В консерваторском доме и впрямь хорошая звукоизоляция. Тихо, будто все соседи вымерли в капризную, переменчивую московскую зиму. Вечер, снежный и нежный, лег на переулок всем своим сумраком. Маринки как всегда нет – она не предупреждает, когда вернется. Ни с работы, ни из тусовок, ни из поездок. Никита играет для Петруши: тот любит слушать. Шустрики на кухне стряпают ужин. Пахнет жареной картошкой. Маринка хозяйством не занимается. Думает – это Никита так хорошо готовит и убирается. Пусть думает. Иногда приезжает Сашенька – худощавая немногословная европеянка. Приехав, живет на Песчаной. Свен сделал большие успехи в балетном своем ремесле. Саша гордится им и забывает гордиться Никитою. Никита – затворник. Он ничего не ждет и не просит. А надо ведь еще хвалиться Петрушей. Но на Петрушу Сашеньки уже не хватает. Знай она, чей это сын, небось бы от гордости лопнула. И хорошо, что не знает. И мне знать не надо, а то проговариваюсь постоянно. Они так счастливы семейным счастьем – Никита, Петруша, Лариса, Иван Антоныч. Темносерый аки пасмурный день черт Шортик старается гладит Петрушины шортики. Шельмец бесшумно моет посуду за поваром Шустриком. Музыка нравится бесам: Никита их вкус воспитал. Столько лет слышат – привыкли небось. Управили все дела, посылают во Мценск СМСку: Живы, здоровы, целуем. Никита и Петр.
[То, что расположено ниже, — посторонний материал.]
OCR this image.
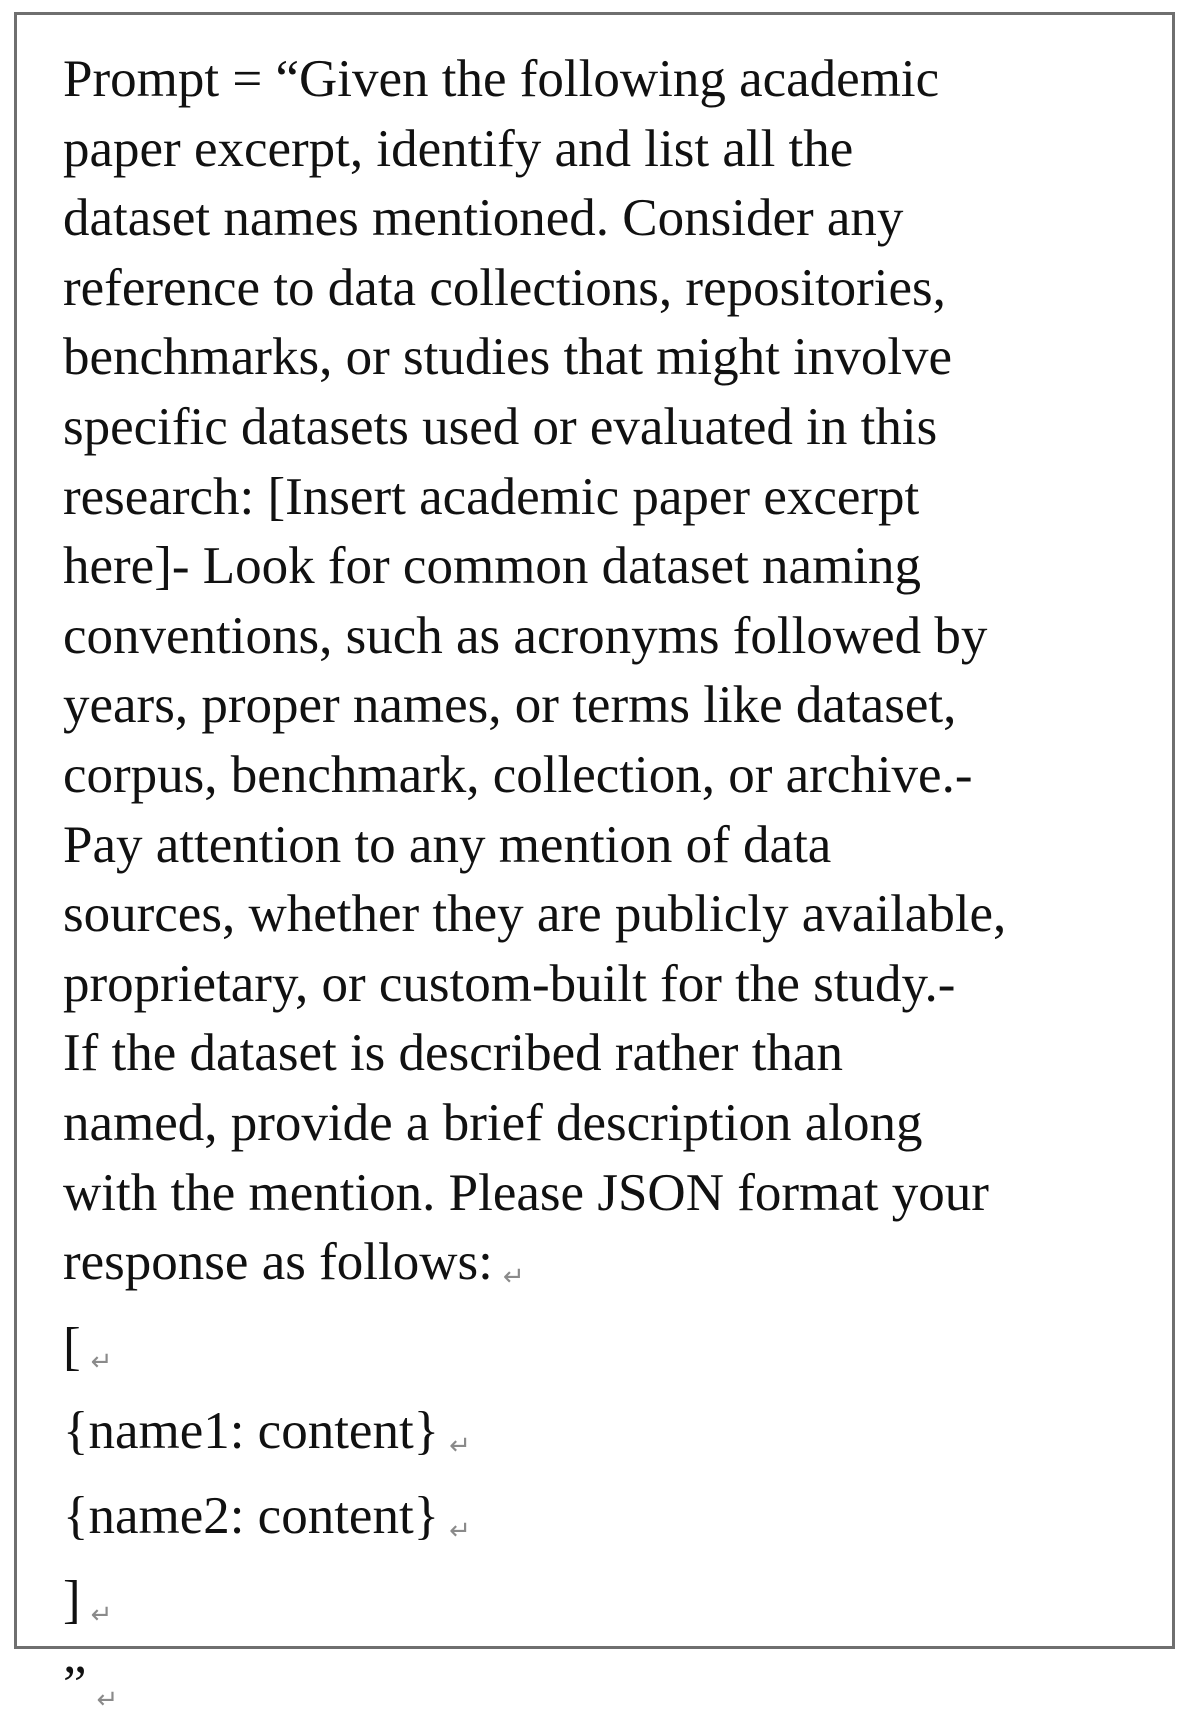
Prompt = “Given the following academic
paper excerpt, identify and list all the
dataset names mentioned. Consider any
reference to data collections, repositories,
benchmarks, or studies that might involve
specific datasets used or evaluated in this
research: [Insert academic paper excerpt
here]- Look for common dataset naming
conventions, such as acronyms followed by
years, proper names, or terms like dataset,
corpus, benchmark, collection, or archive.-
Pay attention to any mention of data
sources, whether they are publicly available,
proprietary, or custom-built for the study.-
If the dataset is described rather than
named, provide a brief description along
with the mention. Please JSON format your
response as follows: ↵
[ ↵
{name1: content} ↵
{name2: content} ↵
] ↵
” ↵
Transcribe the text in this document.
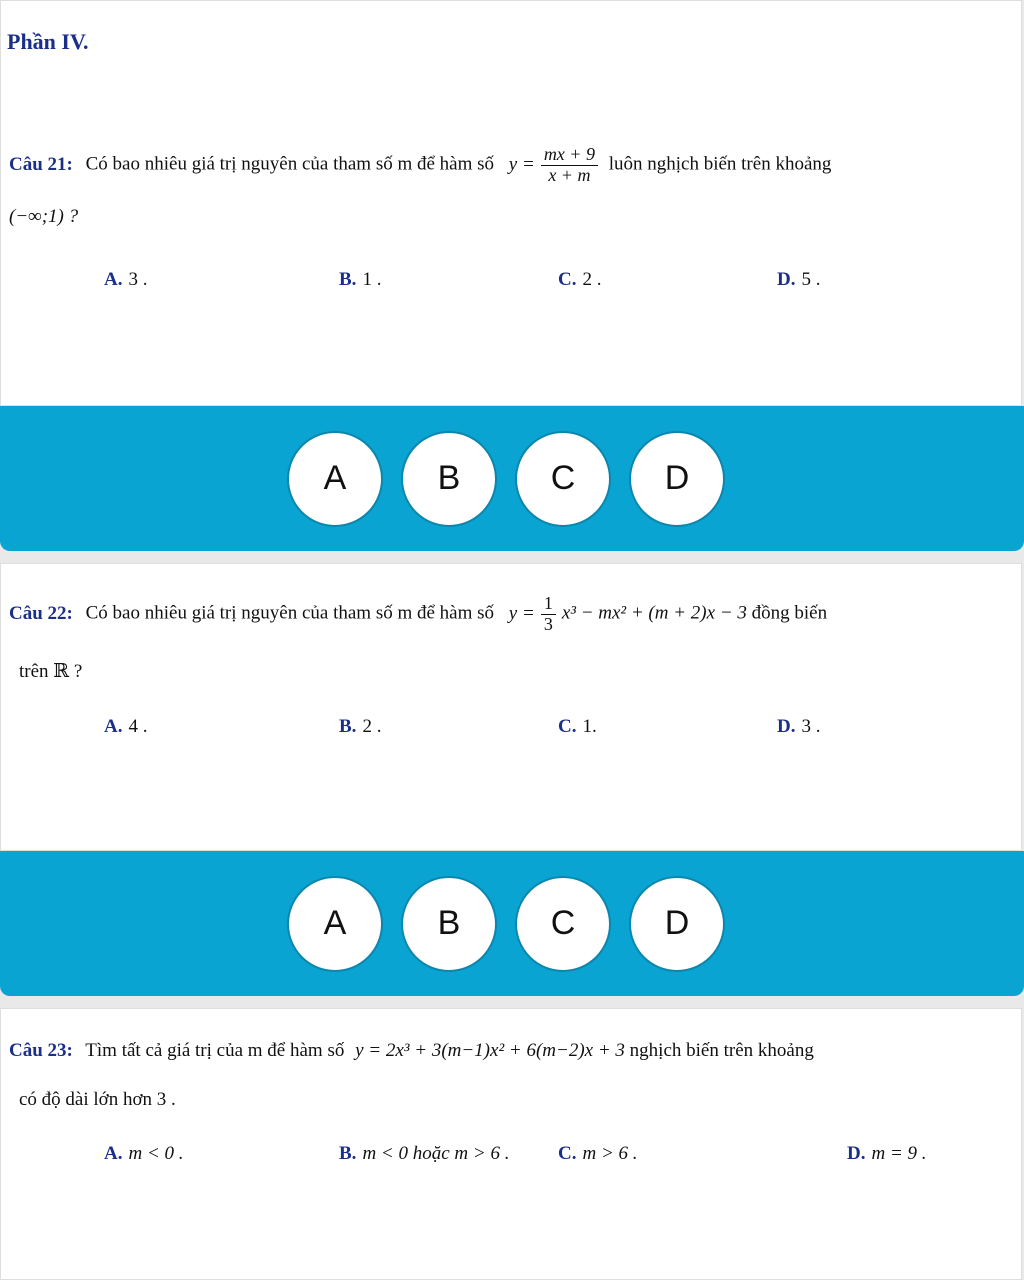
Phần IV.
Câu 21: Có bao nhiêu giá trị nguyên của tham số m để hàm số $y = \frac{mx + 9}{x + m}$ luôn nghịch biến trên khoảng
(−∞;1) ?
A. 3 .	B. 1 .	C. 2 .	D. 5 .
A	B	C	D
Câu 22: Có bao nhiêu giá trị nguyên của tham số m để hàm số $y = \frac{1}{3} x^3 - mx^2 + (m + 2)x - 3$ đồng biến
trên ℝ ?
A. 4 .	B. 2 .	C. 1.	D. 3 .
A	B	C	D
Câu 23: Tìm tất cả giá trị của m để hàm số y = 2x³ + 3(m−1)x² + 6(m−2)x + 3 nghịch biến trên khoảng
có độ dài lớn hơn 3 .
A. m < 0 .	B. m < 0 hoặc m > 6 .	C. m > 6 .	D. m = 9 .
Ларисин мобильник тихонько пискнул: СМСка пришла. Лариса ищет очки – черт Торопыго ей их торопливо сует прямо в руки. Прочла, дала прочесть Иван Антонычу – тот мобильника не освоил. Трое чертей с острым зреньем читают из-за его спины. Ни одного огонька не видать в окнах бедненьких летних дачек. По такому снегу, как в эту зиму, впору ездить не на мотоцикле, а гужевым транспортом или на мотосанях. Мотоцикл у Олега во Мценске. Черти лётают в пригородный продуктовый по воздуху, опустив капюшон на глаза. Они же пилят в лесу осины, колют их на дрова, носят поленья в дом, топят печь – вспоминают ад.
К раскрутке Никиты Маринка потеряла интерес тогда же, когда и к нему самому. А что, он не подсуетится, а я должна… Забыв о парижской консерватории, нашла работу в рекламном агентстве. Должность вполне на уровне ее внешности. Смело спихнула житейские заботы о СВОЕМ сыне на Никиту. То есть на бесей, видеть которых была лишена удовольствия. Сердясь на Свена, образованьем сына всё ж занималась - вполсилы. Этого хватало, благо сил ей отпустили навалом. Никита сохранил консерваторское преподаванье. Об известности не пекся, подсев на сам процесс творчества. Может, и неверно, но весьма распространено. Хлеб насущный есть, удача же даром в руки не дается. Руки у него, хорошего пианиста, не дырявые – всё равно за так нейдет. Перенесем свои упованья на следующее поколенье. Вот подрастет Петруша… И Петруша лепил нервные Никитины руки, уже интуитивно понимая, что такое руки музыканта, скульптора, и звонаря, и детдомовской няньки. Спасибо Маринке. Без нее Никита с Петром не нашли бы в мире друг друга. Живы, здоровы. Целуем своих мценских.
Нельзя сказать, чтоб Иван Антоныч не думал о переходе в жизнь вечную. При церкви служа поневоле задумаешься. Квартира его мценская считай ушла, Ларисину забрал Олег. Теплую же дачу Иван Антоныч завещал Никите. И Ларису побудил ее холодную отписать на него же. Эти владенья с уничтоженной межой – Никитина связь с Россией. Экс-звонарь, конечно, таких громких слов не говорил, но Лариса поняла, о чем речь. Сделала, как муж велел. Старик уж готовился помереть, но черти любовно ходили за ним, и смерть, ворча, согласилась подождать.